Tāmaki Makaurau Auckland has experienced several damaging storm and flood events in recent years, notably the series of storms that flooded New Lynn in 2017 and the damaging winds in April 2018 that saw 120,000 households lose power.
Friday’s event was unprecedented for Auckland, in terms of rainfall intensity and the widespread impacts.
Yet the lessons from previous events were identified at the time. Were they learned and implemented to increase Auckland’s preparedness and reduce the known risks?
As climate change worsens, we’ll see more of these types of events. We need to invest now in our future resilience to lessen the scale of disruption and make recovery faster.
This means reassessing the systems supporting our cities and towns to understand how we can be better prepared.
This has implications for planning, design, building and engineering, right through to community engagement, emergency management, communications and welfare.
What could a more resilient Aotearoa New Zealand look like? Let’s imagine.
We plan well, so new homes and buildings are out of harm’s way.
We have developed fair ways of retreating from exposed locations we built in earlier times when the hazards were not considered adequately.
Our urban areas are designed with porous surfaces and green spaces to soak up excess water.

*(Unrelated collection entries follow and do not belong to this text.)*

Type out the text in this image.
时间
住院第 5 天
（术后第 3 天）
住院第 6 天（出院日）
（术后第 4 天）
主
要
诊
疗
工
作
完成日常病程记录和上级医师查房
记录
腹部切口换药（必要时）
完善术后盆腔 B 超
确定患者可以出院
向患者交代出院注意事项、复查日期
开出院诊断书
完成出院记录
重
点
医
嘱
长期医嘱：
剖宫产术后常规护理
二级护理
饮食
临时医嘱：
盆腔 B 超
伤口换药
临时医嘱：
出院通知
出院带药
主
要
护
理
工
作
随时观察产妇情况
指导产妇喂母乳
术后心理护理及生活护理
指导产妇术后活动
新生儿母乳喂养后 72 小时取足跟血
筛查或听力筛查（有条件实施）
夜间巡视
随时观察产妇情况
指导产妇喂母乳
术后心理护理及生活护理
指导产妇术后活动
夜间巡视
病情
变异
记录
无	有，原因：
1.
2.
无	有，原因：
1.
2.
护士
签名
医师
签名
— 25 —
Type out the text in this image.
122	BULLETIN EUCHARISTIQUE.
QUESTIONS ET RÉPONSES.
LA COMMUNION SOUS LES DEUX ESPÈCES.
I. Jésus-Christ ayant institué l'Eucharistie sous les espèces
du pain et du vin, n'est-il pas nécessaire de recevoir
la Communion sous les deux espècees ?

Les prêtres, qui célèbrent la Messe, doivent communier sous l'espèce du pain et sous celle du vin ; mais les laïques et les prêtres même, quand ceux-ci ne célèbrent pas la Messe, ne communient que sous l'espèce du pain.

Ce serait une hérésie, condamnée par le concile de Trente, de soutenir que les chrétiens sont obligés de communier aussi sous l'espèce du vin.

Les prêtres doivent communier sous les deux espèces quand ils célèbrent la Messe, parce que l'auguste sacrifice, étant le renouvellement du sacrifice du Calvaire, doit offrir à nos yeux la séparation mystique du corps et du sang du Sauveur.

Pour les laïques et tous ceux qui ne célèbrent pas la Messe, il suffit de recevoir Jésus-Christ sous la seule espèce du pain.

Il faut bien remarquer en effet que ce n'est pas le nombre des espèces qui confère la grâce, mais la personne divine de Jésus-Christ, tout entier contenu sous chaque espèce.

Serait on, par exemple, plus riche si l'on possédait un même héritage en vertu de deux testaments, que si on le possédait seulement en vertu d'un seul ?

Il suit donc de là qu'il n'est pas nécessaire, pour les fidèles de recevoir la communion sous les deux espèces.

We invest in resilient infrastructure so our transport, water, power and communication networks hold up when extreme weather hits, or can be quickly restored.
People receive timely and meaningful weather warnings, and have the information they need to plan, prepare and respond.
Māori communities are empowered to plan and prepare in accordance with their culture, knowledge and aspirations.
We support the most vulnerable people in our communities, to help them reduce their exposure to dangerous hazards.
Researchers are working together with a wide range of agencies and groups, and delivering knowledge and tools to help realise our aspiration of a resilient Aotearoa New Zealand.
Let’s look at a few specific examples.
A research team led by Dr Sally Potter of GNS Science has conducted research into the most effective ways to communicate hazard warnings.
They found that if agencies include information on the impacts (such as the potential to flood roads or take out power) as well as the weather itself (i.e. rainfall intensity or wind speeds), this can help people relate to and act on the warning.
Much has been said about housing developments being built in flood-prone areas. Research from Dr Judy Lawrence and others has shown that we don’t need to wait for the new Strategic Planning Act and Climate Adaptation Act to address this issue.
Their guidance shows how councils can use existing legislation to control development and avoid further exposure to climate risk.
The infrastructure networks that support our daily lives are interconnected and complex.
Civil engineering researchers at the Universities of Auckland and Canterbury have identified how “loss of service” can occur due to a damaged component, then spread within a network and across into other networks that rely on that service (such as loss of power impacting a wastewater network).
These findings can help improve the resilience of the networks and the communities they service.
When decision-makers adopt solutions that are based on research, we get closer to our goal.
Unless we adapt to our new reality, we will constantly be in clean up and recovery mode. We will fall behind in our ability to maintain liveable cities, towns, and infrastructure.
Last Friday’s event is shaping up to be our costliest flood. Research tells us that for every dollar invested in reducing disaster risk, we save at least $6 on clean up and rebuild costs following a major event.
More importantly, we avoid widespread human suffering that can have ripple effects for decades.
Last weekend demonstrated the power of collective action in responding to crises – neighbours, family, and friends helping each other, and local leaders and volunteers working around the clock to meet their communities’ needs.
We need a similar collective approach in choosing to make resilience and risk reduction a priority, before the next big storm arrives.